Two Heineken and three aspirin later and I'm beginning to feel human again after hoofing the hills and cobbled streets of Montmartre and Sacre Coeur, and then bussing back to the Latin Quarter and visiting what must be the most beautiful public space anywhere, The Jardin de Luxembourg. And, because we just don't know when to quit, we threw in a visit to the Pantheon, too.
Have I said that I love Paris, yet? We are staying in the Latin Quarter this year, and it is boisterous and active, and colorful. The streets are lined with sidewalk cafe after sidewalk cafe with cuisine from all over the world tucked into every nook and cranny.
But, Paris is also the Montmartre. And, here it has the feel yet of the small village that it once was before it was swallowed up by the continually expanding Paris. And, of course, Sacre Coeur majestically sits at the peak of Butte de Montmartre with all of Paris spread at its feet.

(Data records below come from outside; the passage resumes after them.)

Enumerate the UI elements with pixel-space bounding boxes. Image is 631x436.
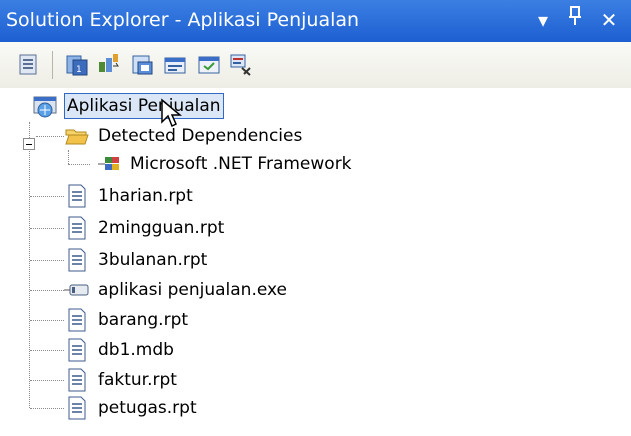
tree-connector — [30, 350, 64, 351]
tree-node-file[interactable]: barang.rpt — [64, 306, 190, 334]
framework-icon — [96, 151, 122, 177]
tree-node-label: faktur.rpt — [98, 370, 177, 390]
tree-connector — [30, 408, 64, 409]
show-all-files-icon[interactable]: 1 — [64, 52, 90, 78]
svg-text:1: 1 — [76, 65, 82, 75]
tree-connector — [30, 228, 64, 229]
tree-connector — [29, 122, 30, 408]
tree-connector — [30, 260, 64, 261]
tree-node-file[interactable]: db1.mdb — [64, 336, 176, 364]
tree-connector — [30, 380, 64, 381]
auto-hide-pin-icon[interactable] — [562, 6, 588, 34]
tree-node-label: db1.mdb — [98, 340, 174, 360]
tree-node-project[interactable]: Aplikasi Penjualan — [32, 92, 224, 120]
tree-node-file[interactable]: 2mingguan.rpt — [64, 214, 226, 242]
tree-connector — [68, 164, 90, 165]
copy-web-icon[interactable] — [228, 52, 254, 78]
tree-node-label: petugas.rpt — [98, 398, 197, 418]
document-icon — [64, 307, 90, 333]
tree-connector — [30, 290, 64, 291]
tree-node-label: Microsoft .NET Framework — [130, 154, 352, 174]
document-icon — [64, 247, 90, 273]
tree-node-label: 3bulanan.rpt — [98, 250, 208, 270]
tree-connector — [30, 196, 64, 197]
mouse-pointer-icon — [160, 98, 184, 130]
document-icon — [64, 367, 90, 393]
view-code-icon[interactable] — [130, 52, 156, 78]
refresh-icon[interactable] — [96, 52, 122, 78]
window-position-dropdown-icon[interactable]: ▾ — [530, 6, 556, 34]
close-icon[interactable]: ✕ — [596, 6, 622, 34]
tree-node-framework[interactable]: Microsoft .NET Framework — [96, 150, 354, 178]
properties-icon[interactable] — [16, 52, 42, 78]
executable-icon — [64, 277, 90, 303]
title-bar: Solution Explorer - Aplikasi Penjualan ▾… — [0, 0, 631, 42]
tree-node-file[interactable]: aplikasi penjualan.exe — [64, 276, 289, 304]
tree-node-file[interactable]: 1harian.rpt — [64, 182, 195, 210]
solution-tree: Aplikasi Penjualan Detected Dependencies… — [0, 88, 631, 436]
collapse-toggle[interactable] — [23, 138, 35, 150]
tree-node-label: Aplikasi Penjualan — [64, 93, 224, 119]
document-icon — [64, 395, 90, 421]
tree-node-label: aplikasi penjualan.exe — [98, 280, 288, 300]
folder-open-icon — [64, 123, 90, 149]
tree-node-label: Detected Dependencies — [98, 126, 303, 146]
tree-node-file[interactable]: 3bulanan.rpt — [64, 246, 209, 274]
tree-node-label: 2mingguan.rpt — [98, 218, 225, 238]
window-title: Solution Explorer - Aplikasi Penjualan — [6, 9, 360, 31]
tree-connector — [30, 320, 64, 321]
tree-connector — [36, 136, 64, 137]
tree-node-label: 1harian.rpt — [98, 186, 193, 206]
tree-node-file[interactable]: faktur.rpt — [64, 366, 179, 394]
tree-node-dependencies[interactable]: Detected Dependencies — [64, 122, 304, 150]
tree-node-label: barang.rpt — [98, 310, 189, 330]
document-icon — [64, 215, 90, 241]
document-icon — [64, 183, 90, 209]
tree-connector — [68, 150, 69, 164]
document-icon — [64, 337, 90, 363]
view-class-diagram-icon[interactable] — [196, 52, 222, 78]
toolbar-separator — [52, 51, 53, 79]
solution-explorer-toolbar: 1 — [0, 42, 631, 89]
project-icon — [32, 93, 58, 119]
tree-node-file[interactable]: petugas.rpt — [64, 394, 199, 422]
view-designer-icon[interactable] — [162, 52, 188, 78]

Paris isn't all sweetness and light however, as we experienced today. The famous Moulin Rouge is in the Pigalle district of Montmartre and we decided to walk to it and see it for ourselves. Pigalle is historically the red light district of Paris and the boulevard we walked to get to the Moulin Rouge was lined on both sides with sex shops. Kind of tawdry.
Fortunately, the day ended with the beauty and grandeur of Le Jardin de Luxembourg. A crowded, and, yet tranquil, oasis several blocks from our hectic Latin Quarter area.
After 7 hours on our feet, we didn't for a minute think that it would be a good idea to sit at a cafe and rest a bit, oh no. Marching down the many blocks to the Pantheon we went. As we approached, we saw there was, because of the Bastille Day celebration, a military display in the plaza in front. As is the case in most national celebration, a shiny brass band was playing national songs.
We tore ourselves away from the music when we noticed that there was no line waiting to enter the Pantheon. Once again, we were fortunate to have a monument to ourselves.
There was a staircase at the end of the exhibit, a spiral staircase descending into the crypt, and since Arnie just loves going down small twisting staircases, down we went to the tombs. There in the alcoves were such French notables as Victor Hugo, Voltaire and Marie Curie.
As we get closer to our return, it seems that our appreciation of Paris continues to grow. We find ourselves wishing that we could remain here.